First, with the desperate financial situation facing millions of people, there will inevitably be a large pool of poor or elderly workers who find themselves unable to pay their insurance premiums. They may also be in need of immediate cash to fund mortgage payments, medical expenses or other necessities for themselves or their relatives. As the economic crisis deepens, the willingness of individuals to part with their insurance policies at a low price will increase.
Second, investors will be essentially betting that individuals on average will be dying sooner than anticipated by insurance companies who originally devised the policies - that is, they will be betting that the curve of life expectancy in the population will dip.

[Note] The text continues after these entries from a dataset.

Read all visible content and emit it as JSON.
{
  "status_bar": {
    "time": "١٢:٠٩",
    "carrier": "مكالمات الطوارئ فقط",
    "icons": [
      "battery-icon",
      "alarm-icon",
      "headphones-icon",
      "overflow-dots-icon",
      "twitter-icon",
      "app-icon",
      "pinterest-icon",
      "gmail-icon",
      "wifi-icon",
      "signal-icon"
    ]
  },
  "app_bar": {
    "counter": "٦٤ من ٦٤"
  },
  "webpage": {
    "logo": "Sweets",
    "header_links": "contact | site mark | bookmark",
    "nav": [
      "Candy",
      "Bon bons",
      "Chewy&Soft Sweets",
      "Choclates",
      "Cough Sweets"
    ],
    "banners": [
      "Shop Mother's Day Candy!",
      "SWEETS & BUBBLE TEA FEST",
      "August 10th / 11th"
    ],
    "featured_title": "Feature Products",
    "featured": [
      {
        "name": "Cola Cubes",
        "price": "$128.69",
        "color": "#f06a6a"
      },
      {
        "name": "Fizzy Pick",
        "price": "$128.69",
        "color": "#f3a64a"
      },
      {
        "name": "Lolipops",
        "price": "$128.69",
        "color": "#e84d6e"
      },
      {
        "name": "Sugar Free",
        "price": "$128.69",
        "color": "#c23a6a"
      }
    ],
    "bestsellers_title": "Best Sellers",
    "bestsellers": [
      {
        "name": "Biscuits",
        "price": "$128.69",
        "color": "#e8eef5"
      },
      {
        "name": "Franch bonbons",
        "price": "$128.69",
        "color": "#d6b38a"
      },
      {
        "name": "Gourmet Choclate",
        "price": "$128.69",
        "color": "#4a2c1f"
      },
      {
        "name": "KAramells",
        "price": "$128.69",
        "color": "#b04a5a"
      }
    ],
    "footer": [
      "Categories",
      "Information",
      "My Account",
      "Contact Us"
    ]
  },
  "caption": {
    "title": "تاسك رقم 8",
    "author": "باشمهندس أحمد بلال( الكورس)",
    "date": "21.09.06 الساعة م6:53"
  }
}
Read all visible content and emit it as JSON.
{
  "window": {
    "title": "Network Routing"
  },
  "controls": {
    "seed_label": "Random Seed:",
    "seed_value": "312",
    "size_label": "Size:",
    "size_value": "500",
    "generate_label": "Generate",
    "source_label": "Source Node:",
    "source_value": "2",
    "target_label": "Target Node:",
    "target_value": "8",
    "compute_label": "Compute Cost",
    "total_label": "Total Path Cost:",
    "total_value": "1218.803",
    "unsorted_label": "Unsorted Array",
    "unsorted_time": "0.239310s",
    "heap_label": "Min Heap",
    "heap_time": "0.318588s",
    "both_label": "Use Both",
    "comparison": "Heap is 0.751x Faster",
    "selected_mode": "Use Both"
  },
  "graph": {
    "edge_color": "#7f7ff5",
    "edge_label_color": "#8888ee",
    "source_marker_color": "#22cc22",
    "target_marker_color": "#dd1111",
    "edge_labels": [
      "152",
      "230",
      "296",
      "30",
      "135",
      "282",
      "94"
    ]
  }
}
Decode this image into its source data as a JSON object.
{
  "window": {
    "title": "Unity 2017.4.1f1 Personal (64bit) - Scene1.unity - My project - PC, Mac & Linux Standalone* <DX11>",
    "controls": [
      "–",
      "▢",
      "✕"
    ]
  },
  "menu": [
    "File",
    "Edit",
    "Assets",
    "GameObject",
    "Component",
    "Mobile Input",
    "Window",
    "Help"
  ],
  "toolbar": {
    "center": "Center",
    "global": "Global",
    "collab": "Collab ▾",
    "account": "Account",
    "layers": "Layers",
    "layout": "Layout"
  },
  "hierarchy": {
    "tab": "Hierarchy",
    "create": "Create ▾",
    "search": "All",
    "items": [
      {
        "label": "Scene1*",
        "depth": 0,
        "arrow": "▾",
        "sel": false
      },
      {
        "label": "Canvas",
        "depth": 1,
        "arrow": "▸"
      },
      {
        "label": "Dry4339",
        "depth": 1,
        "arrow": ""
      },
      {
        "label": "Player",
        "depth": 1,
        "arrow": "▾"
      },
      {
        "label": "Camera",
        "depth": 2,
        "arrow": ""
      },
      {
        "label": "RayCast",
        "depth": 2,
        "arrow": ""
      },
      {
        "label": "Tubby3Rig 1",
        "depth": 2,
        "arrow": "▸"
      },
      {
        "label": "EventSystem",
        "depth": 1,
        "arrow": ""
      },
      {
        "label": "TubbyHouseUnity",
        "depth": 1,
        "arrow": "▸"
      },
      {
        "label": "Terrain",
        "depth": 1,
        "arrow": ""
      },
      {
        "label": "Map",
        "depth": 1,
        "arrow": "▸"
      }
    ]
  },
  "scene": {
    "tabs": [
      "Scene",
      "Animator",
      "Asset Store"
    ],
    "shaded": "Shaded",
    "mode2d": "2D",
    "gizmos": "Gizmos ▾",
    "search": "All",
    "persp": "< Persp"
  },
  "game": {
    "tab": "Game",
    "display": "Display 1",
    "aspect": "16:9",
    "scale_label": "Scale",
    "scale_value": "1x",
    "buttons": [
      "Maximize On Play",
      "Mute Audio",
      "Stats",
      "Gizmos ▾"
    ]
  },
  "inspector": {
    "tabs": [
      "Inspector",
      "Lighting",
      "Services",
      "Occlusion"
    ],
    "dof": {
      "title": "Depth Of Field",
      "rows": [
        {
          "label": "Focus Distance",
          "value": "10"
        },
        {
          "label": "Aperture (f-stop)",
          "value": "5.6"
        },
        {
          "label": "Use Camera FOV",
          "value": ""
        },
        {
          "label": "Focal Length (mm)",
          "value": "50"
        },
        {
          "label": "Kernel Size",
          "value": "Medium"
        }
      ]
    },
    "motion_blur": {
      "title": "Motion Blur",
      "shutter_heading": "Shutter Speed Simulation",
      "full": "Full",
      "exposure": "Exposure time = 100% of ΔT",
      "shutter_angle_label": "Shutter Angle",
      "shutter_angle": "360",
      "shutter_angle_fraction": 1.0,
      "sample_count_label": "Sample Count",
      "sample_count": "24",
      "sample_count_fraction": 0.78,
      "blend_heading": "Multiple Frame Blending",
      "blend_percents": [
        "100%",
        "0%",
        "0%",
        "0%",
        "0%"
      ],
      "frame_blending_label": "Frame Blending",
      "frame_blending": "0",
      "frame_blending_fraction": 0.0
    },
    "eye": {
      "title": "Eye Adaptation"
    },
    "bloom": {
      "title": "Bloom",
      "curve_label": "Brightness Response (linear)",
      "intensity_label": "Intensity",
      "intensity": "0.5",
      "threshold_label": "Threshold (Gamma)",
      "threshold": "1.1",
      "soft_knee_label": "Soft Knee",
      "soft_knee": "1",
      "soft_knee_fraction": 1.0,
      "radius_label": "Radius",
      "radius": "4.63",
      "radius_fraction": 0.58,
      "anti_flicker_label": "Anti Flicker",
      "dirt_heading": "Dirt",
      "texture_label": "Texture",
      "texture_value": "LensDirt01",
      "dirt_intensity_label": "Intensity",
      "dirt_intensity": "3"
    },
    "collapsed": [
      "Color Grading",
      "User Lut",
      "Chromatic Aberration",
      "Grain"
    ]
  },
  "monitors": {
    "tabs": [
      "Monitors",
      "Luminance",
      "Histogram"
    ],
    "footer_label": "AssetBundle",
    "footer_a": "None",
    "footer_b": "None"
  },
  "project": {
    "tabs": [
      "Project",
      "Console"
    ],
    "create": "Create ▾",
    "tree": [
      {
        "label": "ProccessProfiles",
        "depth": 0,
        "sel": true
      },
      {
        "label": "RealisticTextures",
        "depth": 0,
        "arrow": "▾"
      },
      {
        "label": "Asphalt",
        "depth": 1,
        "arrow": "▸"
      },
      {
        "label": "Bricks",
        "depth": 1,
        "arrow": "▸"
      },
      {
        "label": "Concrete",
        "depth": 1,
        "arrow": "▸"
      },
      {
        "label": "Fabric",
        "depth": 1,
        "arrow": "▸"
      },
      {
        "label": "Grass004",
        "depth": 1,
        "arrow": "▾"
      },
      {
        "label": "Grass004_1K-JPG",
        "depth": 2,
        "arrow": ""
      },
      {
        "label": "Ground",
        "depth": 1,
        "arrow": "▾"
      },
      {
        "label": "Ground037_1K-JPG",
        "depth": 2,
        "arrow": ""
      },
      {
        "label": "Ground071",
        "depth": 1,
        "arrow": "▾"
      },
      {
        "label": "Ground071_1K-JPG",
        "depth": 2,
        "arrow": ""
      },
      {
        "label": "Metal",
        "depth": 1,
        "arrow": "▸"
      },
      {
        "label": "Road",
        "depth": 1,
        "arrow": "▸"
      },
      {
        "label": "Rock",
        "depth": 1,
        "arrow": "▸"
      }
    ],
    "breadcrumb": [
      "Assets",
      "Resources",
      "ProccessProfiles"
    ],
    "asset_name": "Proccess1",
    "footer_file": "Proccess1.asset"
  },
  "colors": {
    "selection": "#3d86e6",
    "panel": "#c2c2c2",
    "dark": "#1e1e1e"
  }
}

Life expectancy in the United States has already begun to stagnate in recent years, particularly in rural areas. While life expectancy grew slightly in 2007, the last year for which numbers are available, this was before the onset of the economic crisis.
The most significant impact of the economic crisis will be a massive lowering in the living standards of the American people. Wages and benefits are being permanently lowered. The ability of sections of the working class to maintain a higher standard of living through debt backed by high housing prices has evaporated, and other forms of credit are also drying up. All of this will inevitably lead to workers dying on average earlier.
Am I the only one who could see a partnership between insurance companies and Wall St. that would deny people care in order to extract a larger return on investment? So first they will try and ruin health care reform then profit off the misery they helped create. Sickening absolutely sickening.